一般財団法人の化学及血清療法研究所(化血研、熊本市)が約40年にわたり国の承認とは異なる方法で血液製剤を製造し組織的な隠ぺいを図っていた問題で、政府は1月8日、化血研を110日間の業務停止処分とした。同日午前の記者会見で塩崎恭久厚生労働大臣は「本来であればただちに医薬品製造販売行の許可を取り消すべき事案。今後については製造販売を化血研という組織で継続することはしない前提で検討することを要請している」として化血研の解体を示唆する発言をした。
1月14日には非公開の第1回ワクチン・血液製剤産業タスクフォースが開催された。出席者リストには塩崎大臣や事務次官までもが名を連ね、事態の重さを窺わせる。タスクフォースは業務停止の110日間の間に話し合いを終わらせ、4月にもその結果を発表する見込みだ。

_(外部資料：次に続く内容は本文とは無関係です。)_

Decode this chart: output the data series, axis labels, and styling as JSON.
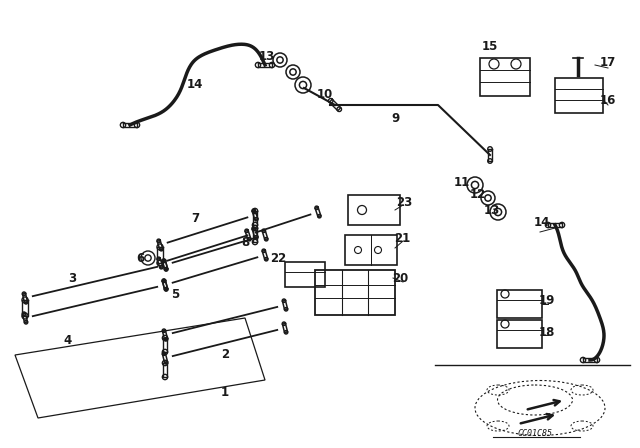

化血研は血液製剤だけでなく、日本における主要なワクチン製造者としても知られている。塩崎大臣が化血研の医薬品製造販売許可を直ちに取り消しとしない理由を「化血研だけが製造している国民の健康確保に不可欠な血液製剤やワクチンがあるため」としているとおり、化血研は定期接種である4種混合ワクチンやインフルエンザワクチンを製造するほか、国内で使用されるA型肝炎ワクチンの100%、B型肝炎ワクチンの80%を生産している。
日本では定期接種ワクチンの大半を、民間の製薬会社ではなく、財団である化血研、阪大微生物病研究会(微研)と、北里第一三共ワクチン株式会社の3組織に製造させてきた。北里第一三共ワクチンも2011年4月以前は学校法人・北里研究所であり、財団と学校法人は非営利法人として似た組織文化があるといわれている。
定期接種用ワクチンは、自治体が買い上げる仕組みになっているが、その本数は安定しており、納入価はどこの製品であってもなぜか同じ。カルテルではないかとの声もあるが、「価格変動も競争もない日本のワクチン市場は統制経済に基づく国家事業のようなもの」と業界関係者は口をそろえる。
いま業界では化血研の血液製剤部門は日本血液製剤機構(JB)に統合されるだろうとの見方が強いが、ワクチン部門はどうなるのか不透明だ。
あるワクチンメーカーの幹部は「化血研をそのまま引き取りたい民間企業なんてどこにもいないですよ。中に居るのは九州の決まった有名大学の出身者ばかりで、人の出入りもほとんどない。そんな硬直化した組織の公務員みたいな人たちとビジネスなんてできるわけない」と語る。また、先述の3つの非営利法人のひとつと提携したある製薬企業の社員も「設備投資分をどう回収するかといったコスト意識はゼロ。助成金を得たらそれで終わりという意識で、利潤を追求する気は全くない」と語った。